In a scathing dissent, Justice Jackson says the Supreme Court gives the impression it favors 'moneyed interests'
WASHINGTON — Liberal Supreme Court Justice Ketanji Brown Jackson criticized her colleagues on Friday in a scathing dissent on a case involving vehicle emissions regulations.
In her dissenting opinion, she argued that the court's opinion gives the impression it favors 'moneyed interests' in the way they decide which cases to hear and how they rule in them.

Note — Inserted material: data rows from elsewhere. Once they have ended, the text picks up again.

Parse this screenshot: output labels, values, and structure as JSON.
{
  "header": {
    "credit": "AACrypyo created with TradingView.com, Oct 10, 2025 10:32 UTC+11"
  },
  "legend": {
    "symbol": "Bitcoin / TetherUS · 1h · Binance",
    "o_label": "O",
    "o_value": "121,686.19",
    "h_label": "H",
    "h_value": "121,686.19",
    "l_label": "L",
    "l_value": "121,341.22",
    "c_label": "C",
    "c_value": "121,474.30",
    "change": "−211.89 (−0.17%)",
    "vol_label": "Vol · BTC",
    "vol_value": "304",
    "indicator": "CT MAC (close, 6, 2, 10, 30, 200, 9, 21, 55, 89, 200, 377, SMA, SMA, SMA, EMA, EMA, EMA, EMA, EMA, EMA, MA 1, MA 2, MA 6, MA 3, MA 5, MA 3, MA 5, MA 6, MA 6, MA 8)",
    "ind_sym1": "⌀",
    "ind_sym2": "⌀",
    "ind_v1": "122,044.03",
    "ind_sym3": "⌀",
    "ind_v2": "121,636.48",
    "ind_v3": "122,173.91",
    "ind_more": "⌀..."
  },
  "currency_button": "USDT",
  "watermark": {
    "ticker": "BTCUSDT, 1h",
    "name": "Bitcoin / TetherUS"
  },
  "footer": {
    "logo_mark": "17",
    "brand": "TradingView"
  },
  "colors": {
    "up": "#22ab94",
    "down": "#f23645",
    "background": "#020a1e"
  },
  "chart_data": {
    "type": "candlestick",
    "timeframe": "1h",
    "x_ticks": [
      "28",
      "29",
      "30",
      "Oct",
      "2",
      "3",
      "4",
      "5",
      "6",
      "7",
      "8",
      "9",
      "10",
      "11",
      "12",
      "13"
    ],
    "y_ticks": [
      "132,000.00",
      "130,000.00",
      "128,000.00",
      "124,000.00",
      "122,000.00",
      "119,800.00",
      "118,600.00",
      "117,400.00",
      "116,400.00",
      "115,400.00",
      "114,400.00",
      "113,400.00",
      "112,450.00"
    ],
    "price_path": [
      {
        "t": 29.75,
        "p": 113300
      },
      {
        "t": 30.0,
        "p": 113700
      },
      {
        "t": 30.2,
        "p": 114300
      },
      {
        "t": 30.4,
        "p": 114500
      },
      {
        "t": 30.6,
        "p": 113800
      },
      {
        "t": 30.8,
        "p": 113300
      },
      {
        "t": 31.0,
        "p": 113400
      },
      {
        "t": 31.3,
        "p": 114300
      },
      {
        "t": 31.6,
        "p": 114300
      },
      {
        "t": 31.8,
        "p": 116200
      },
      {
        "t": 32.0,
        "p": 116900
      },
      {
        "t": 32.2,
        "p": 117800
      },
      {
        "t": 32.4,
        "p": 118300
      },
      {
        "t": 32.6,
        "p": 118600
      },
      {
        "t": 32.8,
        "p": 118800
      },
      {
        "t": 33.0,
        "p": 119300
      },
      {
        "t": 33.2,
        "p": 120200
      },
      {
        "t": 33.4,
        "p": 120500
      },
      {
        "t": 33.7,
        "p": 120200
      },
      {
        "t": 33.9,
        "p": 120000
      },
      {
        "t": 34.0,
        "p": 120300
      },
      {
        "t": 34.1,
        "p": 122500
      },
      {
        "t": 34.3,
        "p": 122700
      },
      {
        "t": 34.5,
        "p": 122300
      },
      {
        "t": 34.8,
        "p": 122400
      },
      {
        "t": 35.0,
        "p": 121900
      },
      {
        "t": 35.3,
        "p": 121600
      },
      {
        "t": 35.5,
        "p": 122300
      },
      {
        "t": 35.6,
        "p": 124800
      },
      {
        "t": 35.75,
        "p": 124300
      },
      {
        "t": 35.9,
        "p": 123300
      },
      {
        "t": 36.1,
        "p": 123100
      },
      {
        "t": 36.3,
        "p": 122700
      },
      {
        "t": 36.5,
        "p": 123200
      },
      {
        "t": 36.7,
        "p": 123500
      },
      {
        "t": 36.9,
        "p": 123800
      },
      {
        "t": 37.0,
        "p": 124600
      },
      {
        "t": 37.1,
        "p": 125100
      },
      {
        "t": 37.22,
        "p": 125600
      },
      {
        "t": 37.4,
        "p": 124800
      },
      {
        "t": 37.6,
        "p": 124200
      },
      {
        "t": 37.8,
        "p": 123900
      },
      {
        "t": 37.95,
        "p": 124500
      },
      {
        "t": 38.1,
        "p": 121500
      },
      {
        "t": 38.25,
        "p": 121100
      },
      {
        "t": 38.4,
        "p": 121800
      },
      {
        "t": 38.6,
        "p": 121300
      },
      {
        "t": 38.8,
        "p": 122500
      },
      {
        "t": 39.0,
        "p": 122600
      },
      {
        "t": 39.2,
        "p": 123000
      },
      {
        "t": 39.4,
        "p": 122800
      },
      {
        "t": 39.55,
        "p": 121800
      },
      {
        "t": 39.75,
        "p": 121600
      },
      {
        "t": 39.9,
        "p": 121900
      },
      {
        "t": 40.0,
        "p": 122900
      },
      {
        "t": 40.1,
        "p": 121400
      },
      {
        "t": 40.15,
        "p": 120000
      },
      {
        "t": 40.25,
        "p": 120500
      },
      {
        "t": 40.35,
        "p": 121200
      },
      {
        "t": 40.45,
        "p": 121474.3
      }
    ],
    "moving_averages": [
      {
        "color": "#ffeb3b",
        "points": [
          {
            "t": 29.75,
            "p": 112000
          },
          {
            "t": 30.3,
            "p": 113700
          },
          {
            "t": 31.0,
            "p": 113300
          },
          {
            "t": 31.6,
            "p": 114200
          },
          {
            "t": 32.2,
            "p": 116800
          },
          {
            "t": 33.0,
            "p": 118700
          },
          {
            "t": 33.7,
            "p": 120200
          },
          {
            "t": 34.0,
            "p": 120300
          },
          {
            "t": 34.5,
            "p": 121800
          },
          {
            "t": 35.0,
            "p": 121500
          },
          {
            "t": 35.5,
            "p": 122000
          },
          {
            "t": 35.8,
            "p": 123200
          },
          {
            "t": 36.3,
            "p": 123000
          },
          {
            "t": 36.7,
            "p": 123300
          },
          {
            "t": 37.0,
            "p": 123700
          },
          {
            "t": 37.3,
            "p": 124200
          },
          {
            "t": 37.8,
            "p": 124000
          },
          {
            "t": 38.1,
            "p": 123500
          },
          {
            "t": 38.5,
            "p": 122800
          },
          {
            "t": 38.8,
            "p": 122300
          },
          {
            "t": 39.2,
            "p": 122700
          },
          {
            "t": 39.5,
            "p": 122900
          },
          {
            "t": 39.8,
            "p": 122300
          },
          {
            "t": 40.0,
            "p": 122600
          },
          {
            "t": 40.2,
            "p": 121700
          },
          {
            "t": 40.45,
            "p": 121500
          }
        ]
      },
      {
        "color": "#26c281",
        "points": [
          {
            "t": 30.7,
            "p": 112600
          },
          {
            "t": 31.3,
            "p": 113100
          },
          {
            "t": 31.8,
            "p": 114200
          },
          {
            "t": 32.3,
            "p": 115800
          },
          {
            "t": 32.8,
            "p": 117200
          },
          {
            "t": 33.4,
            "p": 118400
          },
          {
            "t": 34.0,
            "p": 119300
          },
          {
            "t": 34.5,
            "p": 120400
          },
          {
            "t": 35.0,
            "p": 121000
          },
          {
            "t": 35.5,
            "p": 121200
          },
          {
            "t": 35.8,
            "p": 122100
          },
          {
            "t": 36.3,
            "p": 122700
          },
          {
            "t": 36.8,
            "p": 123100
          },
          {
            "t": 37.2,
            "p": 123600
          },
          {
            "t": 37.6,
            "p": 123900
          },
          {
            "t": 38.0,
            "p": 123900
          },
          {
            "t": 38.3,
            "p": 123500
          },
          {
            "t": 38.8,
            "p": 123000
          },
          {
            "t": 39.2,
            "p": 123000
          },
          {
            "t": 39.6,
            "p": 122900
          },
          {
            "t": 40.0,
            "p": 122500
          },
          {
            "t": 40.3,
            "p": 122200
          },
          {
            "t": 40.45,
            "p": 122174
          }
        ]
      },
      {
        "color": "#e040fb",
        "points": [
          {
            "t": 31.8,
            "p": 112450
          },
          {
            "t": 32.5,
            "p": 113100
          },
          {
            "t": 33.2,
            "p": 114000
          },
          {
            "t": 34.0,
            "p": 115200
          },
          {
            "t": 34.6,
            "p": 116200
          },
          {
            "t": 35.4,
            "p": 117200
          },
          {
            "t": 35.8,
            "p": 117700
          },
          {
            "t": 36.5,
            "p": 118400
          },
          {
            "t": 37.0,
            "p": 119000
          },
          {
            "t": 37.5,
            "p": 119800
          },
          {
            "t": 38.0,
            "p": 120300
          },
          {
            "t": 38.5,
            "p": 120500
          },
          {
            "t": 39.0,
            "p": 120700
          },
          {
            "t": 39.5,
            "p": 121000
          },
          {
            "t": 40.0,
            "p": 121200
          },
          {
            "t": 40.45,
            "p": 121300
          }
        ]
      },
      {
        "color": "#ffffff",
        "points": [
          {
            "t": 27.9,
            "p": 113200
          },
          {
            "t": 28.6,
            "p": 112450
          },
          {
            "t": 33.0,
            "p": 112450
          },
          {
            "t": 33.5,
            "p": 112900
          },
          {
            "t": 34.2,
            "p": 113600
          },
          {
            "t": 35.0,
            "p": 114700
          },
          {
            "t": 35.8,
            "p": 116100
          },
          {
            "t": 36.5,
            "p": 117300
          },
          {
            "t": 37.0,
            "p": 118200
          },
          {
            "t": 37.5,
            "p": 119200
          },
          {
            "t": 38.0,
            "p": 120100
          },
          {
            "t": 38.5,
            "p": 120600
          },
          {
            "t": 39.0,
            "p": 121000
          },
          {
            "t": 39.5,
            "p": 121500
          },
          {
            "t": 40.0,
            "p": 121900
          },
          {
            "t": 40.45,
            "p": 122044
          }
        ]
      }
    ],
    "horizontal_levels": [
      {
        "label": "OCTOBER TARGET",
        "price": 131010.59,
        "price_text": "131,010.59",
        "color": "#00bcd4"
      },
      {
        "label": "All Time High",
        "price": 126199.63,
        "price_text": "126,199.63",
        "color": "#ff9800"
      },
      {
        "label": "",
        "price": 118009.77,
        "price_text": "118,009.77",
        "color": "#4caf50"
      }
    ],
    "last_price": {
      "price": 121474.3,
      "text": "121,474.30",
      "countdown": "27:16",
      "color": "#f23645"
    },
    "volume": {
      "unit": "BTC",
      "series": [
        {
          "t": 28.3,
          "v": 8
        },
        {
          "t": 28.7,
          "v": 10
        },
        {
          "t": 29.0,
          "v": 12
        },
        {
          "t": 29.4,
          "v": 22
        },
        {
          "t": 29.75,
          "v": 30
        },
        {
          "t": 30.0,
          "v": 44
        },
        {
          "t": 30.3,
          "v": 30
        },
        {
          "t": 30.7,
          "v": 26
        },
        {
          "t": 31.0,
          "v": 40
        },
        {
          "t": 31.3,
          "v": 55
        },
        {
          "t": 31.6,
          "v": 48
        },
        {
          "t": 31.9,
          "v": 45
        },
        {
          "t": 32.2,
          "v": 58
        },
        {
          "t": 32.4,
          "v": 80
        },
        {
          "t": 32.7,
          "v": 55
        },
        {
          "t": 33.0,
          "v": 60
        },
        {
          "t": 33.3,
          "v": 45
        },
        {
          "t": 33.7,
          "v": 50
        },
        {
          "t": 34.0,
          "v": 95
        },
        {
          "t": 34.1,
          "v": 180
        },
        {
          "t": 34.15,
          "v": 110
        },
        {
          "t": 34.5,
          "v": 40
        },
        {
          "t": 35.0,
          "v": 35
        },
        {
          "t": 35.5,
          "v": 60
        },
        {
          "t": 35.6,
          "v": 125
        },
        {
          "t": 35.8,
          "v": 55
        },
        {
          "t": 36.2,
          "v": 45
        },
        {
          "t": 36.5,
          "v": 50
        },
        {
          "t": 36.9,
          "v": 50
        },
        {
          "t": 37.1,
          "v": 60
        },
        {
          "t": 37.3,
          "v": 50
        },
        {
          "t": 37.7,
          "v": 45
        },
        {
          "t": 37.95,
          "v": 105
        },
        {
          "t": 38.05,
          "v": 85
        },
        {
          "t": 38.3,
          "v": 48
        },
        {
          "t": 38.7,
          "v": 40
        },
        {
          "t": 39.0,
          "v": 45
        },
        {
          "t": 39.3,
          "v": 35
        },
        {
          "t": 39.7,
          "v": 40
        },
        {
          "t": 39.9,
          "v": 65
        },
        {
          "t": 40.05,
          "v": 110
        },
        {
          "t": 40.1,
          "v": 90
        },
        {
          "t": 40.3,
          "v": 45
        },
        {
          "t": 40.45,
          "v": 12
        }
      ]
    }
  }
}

The court had ruled 7-2 in favor of fuel producers seeking to challenge the Environmental Protection Agency's approval of California clean vehicle emissions regulations.
She also said she was concerned that the ruling could have "a reputational cost for this court, which is already viewed by many as being overly sympathetic to corporate interests."
With the Trump administration reversing course on many of Biden's environmental policies, including on California's electric vehicle mandates, the case is likely moot, or soon to be, Jackson wrote, making her wonder why the court felt the need to decide it.
"This case gives fodder to the unfortunate perception that moneyed interests enjoy an easier road to relief in this court than ordinary citizens," Jackson wrote.
The case said that the producers had legal standing to bring their claims, resting on a theory "that the court has refused to apply in cases brought by less powerful plaintiffs," she added.
The decision has little practical importance now, but in future, "will no doubt aid future attempts by the fuel industry to attack the Clean Air Act," she said.
"Also, I worry that the fuel industry's gain comes at a reputational cost for this court, which is already viewed by many as being overly sympathetic to corporate interests," she added.
The court, which has a 6-3 conservative majority, has often faced claims that it is particularly receptive to arguments made by big business. The conservative justices have been especially skeptical of broad government regulations and they have consistently made it harder for consumers and workers to bring class action lawsuits.
Last year, the court overturned a 40-year precedent much loathed by business interests that empowered federal agencies in the regulatory process.
Some legal experts have pushed back, saying such allegations are misleading.
Jackson concluded her dissent by noting the court's "simultaneous aversion to hearing cases involving the potential vindication of less powerful litigants — workers, criminal defendants, and the condemned, among others."
Conservative Justice Brett Kavanaugh, who authored the majority opinion, responded to her claims, saying that a review of standing cases "disproves that suggestion." He mentioned several recent rulings in which liberal justices were in the majority, including one last year finding that anti-abortion doctors who challenged the abortion pill mifepristone did not have standing to sue.
The bottom line, he added, is that the government "may not target a business or industry through stringent and allegedly unlawful regulation, and then evade the resulting lawsuits by claiming that the targets of its regulation should be locked out of court as unaffected bystanders."
Jonathan Adler, a professor at Case Western Reserve University School of Law whose scholarship pushes back on Jackson's theory, said it was notable that no other justices, including her two fellow liberals, signed on to her dissent.
"I don't think this case is an example of the court being inconsistent or somehow more favorable to moneyed interests than other sorts of interests," he said in an interview with NBC News. "It's not like the court has closed the door on environmental groups."
Adler, who Jackson cited in her dissent, said it can be "very simplistic" to classify cases as pro-business or anti-business simply because there can often be wealthy interests on both sides.
The underlying case stems from the EPA's authority to issue national vehicle emissions standards under the federal Clean Air Act.
In recognition of California's historic role in regulating emissions, the law allows the EPA to give the state a waiver from the nationwide standards so that it can adopt its own. The case focused on a request made by California in 2012 that EPA approve new regulations, not the state's 2024 plan to eliminate gasoline-powered cars by 2035 for which it also sought a waiver.
The Republican-controlled Congress voted earlier this month to revoke that waiver.